Amarel graduated from Technion – Israel Institute of Technology in 1948 with a bachelor's degree in engineering and worked for the Israeli Ministry of Defense before heading to the United States. There he obtained his master's degree in 1953 and then a doctorate in Electrical Engineering in 1955 from Columbia University in New York.
From 1958 to 1969, Amarel led the Computer Theory Research Group at RCA Sarnoff Labs.
In 1969, Amarel founded the Department of Computer Science at Livingston College of Rutgers University, in New Brunswick, New Jersey.
From 1985 to 1988, Amarel served as Director of the Information Sciences and Technology Office for the Defense Advanced Research Projects Agency.

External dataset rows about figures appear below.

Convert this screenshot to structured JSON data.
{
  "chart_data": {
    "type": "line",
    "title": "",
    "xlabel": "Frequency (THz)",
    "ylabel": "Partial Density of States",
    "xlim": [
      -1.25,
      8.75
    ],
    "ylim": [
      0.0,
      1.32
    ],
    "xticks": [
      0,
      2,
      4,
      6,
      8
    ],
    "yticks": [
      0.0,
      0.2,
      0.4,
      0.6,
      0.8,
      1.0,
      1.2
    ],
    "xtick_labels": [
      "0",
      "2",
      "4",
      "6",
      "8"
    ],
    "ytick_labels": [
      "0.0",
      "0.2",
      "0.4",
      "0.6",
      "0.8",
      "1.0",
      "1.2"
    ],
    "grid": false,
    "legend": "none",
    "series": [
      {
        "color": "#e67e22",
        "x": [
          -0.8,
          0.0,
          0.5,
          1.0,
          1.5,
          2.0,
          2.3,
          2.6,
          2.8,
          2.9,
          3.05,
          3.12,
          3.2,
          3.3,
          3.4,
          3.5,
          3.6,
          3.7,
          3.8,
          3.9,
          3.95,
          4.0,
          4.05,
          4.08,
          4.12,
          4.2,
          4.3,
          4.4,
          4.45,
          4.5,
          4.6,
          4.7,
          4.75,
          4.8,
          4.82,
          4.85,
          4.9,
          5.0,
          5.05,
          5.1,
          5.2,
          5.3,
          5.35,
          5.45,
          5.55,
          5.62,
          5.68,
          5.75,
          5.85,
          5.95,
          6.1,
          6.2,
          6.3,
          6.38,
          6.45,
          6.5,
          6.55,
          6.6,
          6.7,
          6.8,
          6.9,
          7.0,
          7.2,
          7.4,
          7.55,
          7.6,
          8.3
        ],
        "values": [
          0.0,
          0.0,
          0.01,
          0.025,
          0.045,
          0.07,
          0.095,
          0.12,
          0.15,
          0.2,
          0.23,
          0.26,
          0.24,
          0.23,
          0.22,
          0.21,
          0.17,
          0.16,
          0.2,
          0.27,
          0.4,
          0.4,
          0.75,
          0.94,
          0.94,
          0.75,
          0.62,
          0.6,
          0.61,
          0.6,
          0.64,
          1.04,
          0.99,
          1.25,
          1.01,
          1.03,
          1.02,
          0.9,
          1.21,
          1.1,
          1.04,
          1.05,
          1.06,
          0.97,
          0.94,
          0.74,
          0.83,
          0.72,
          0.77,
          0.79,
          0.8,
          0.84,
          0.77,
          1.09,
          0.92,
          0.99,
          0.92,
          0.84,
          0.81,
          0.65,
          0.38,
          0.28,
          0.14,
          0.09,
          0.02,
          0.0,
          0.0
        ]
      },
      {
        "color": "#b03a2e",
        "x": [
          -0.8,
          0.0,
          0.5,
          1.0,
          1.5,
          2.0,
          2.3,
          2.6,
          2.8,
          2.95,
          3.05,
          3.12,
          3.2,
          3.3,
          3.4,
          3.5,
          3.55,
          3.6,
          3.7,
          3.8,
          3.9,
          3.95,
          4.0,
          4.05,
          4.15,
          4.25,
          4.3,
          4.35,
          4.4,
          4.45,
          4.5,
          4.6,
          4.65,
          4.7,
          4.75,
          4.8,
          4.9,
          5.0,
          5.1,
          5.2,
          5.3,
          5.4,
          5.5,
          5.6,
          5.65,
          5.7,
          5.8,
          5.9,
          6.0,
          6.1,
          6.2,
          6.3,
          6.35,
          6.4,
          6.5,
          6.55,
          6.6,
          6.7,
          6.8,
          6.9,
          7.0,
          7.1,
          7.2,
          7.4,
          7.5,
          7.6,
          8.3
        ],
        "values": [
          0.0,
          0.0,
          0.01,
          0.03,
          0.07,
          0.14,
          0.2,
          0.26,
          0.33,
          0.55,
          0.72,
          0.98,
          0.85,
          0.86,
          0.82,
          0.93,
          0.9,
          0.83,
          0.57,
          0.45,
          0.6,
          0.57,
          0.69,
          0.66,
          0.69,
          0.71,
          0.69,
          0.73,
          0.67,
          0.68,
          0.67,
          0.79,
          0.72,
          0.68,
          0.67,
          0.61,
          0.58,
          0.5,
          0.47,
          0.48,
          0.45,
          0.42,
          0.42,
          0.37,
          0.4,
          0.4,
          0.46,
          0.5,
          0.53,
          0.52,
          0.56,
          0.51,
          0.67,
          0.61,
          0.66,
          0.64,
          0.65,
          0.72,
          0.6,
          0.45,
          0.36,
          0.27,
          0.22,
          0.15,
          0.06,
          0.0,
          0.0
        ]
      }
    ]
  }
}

In 1988, Amarel returned to Rutgers and was appointed the Alan M. Turing Professor of Computer Science, pioneering research in the field of AI.
Amarel received the Allen Newell Award from the Association for Computing Machinery for his wide-ranging contributions to Artificial Intelligence, especially in advancing our understanding of the role of representation in problem solving, and of the theory and practice of computational planning. He was elected a Fellow of the Institute of Electrical and Electronics Engineers in 1994.
Amarel lived in Princeton, New Jersey, where he died in 2002 from a heart attack following a six-year battle with cancer. This occurred just as the celebration of his retirement from Rutgers University, after more than 40 years of leadership in computer science nationally and internationally, was under preparation for December 20, 2002.